CA : Contraction Approximation
QT : Quad Tree Approximation (Barnes Hut / Yifan Hu)
ML : Standard Multilevel - No Approximation



3elt edge crossings at size 50 3elt runtime at size 50

3elt runtime at size 50 (excluding ML)


3elt edge crossings at size 250 3elt runtime at size 250

The results show that the contraction approximation is the fastest again (further testing show this is mostly due to not having to build the QuadTree structure). Unfortunately, the Quad Tree still provides better results for edge crossings.

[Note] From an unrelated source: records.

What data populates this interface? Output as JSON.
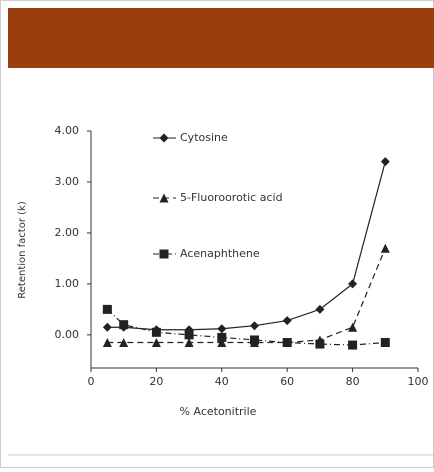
{
  "chart_data": {
    "type": "line",
    "x_label": "% Acetonitrile",
    "y_label": "Retention factor (k)",
    "x": [
      5,
      10,
      20,
      30,
      40,
      50,
      60,
      70,
      80,
      90
    ],
    "series": [
      {
        "name": "Cytosine",
        "color": "#222222",
        "marker": "diamond",
        "dash": "solid",
        "values": [
          0.15,
          0.15,
          0.1,
          0.1,
          0.12,
          0.18,
          0.28,
          0.5,
          1.0,
          3.4
        ]
      },
      {
        "name": "5-Fluoroorotic acid",
        "color": "#222222",
        "marker": "triangle",
        "dash": "dashed",
        "values": [
          -0.15,
          -0.15,
          -0.15,
          -0.15,
          -0.15,
          -0.15,
          -0.15,
          -0.1,
          0.15,
          1.7
        ]
      },
      {
        "name": "Acenaphthene",
        "color": "#222222",
        "marker": "square",
        "dash": "dashdot",
        "values": [
          0.5,
          0.2,
          0.05,
          0.0,
          -0.05,
          -0.1,
          -0.15,
          -0.18,
          -0.2,
          -0.15
        ]
      }
    ],
    "xlim": [
      0,
      100
    ],
    "xticks": [
      0,
      20,
      40,
      60,
      80,
      100
    ],
    "ylim": [
      -0.65,
      4.0
    ],
    "yticks": [
      {
        "value": 0,
        "label": "0.00"
      },
      {
        "value": 1,
        "label": "1.00"
      },
      {
        "value": 2,
        "label": "2.00"
      },
      {
        "value": 3,
        "label": "3.00"
      },
      {
        "value": 4,
        "label": "4.00"
      }
    ],
    "grid": false
  }
}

Below shows some results for the 3elt graph - excluding the ML algorithm (due to the time it would take to run the tests).


4elt edge crossings at size 50 4elt runtime at size 50


4elt edge crossings at size 200 4elt runtime at size 200


Similarly, these results show that the contraction approximation is faster and that the quad tree offers better quality. Note that in the size 50, the runtime appears to get smaller for quad tree, as the force multiplier is increased; if the results where to continue, it would most likely become faster than the contraction approximation (unfortunately for quad tree, the number of edge crossings increases hugely before this happens).

Using a measure of quality which applies to all graphs ( (E)(E-1)/ec ) I can see that quad tree continues to offer better results in smaller graphs, but when using 4elt, the difference becomes smaller and in some cases, the contraction approximation offers better quality.



3elt Quality 4elt Quality

If possible, I may run some additional tests on larger graphs (finan512 testing failed due to the problems exhibited with  QT before), which will identify whether edge contraction becomes more useful in larger graphs or whether this is just a coincidental case (in theory it would make sense due to the approximation using the graph structure but previously this assumption has been wrong).

Results from this will also help choose a useful default force multiplier for some graphs. Currently it appears the best parameters are using size 50 with a force multiplier between 1.0 and 50.0, however, from experience I know that with larger graphs, it is better to draw them using a larger output area with forces outside of this range.

Currently I am planning out/writing out my paper for this, based on these results. I do however feel more results are required, but for now, I can concentrate my writing on the theory.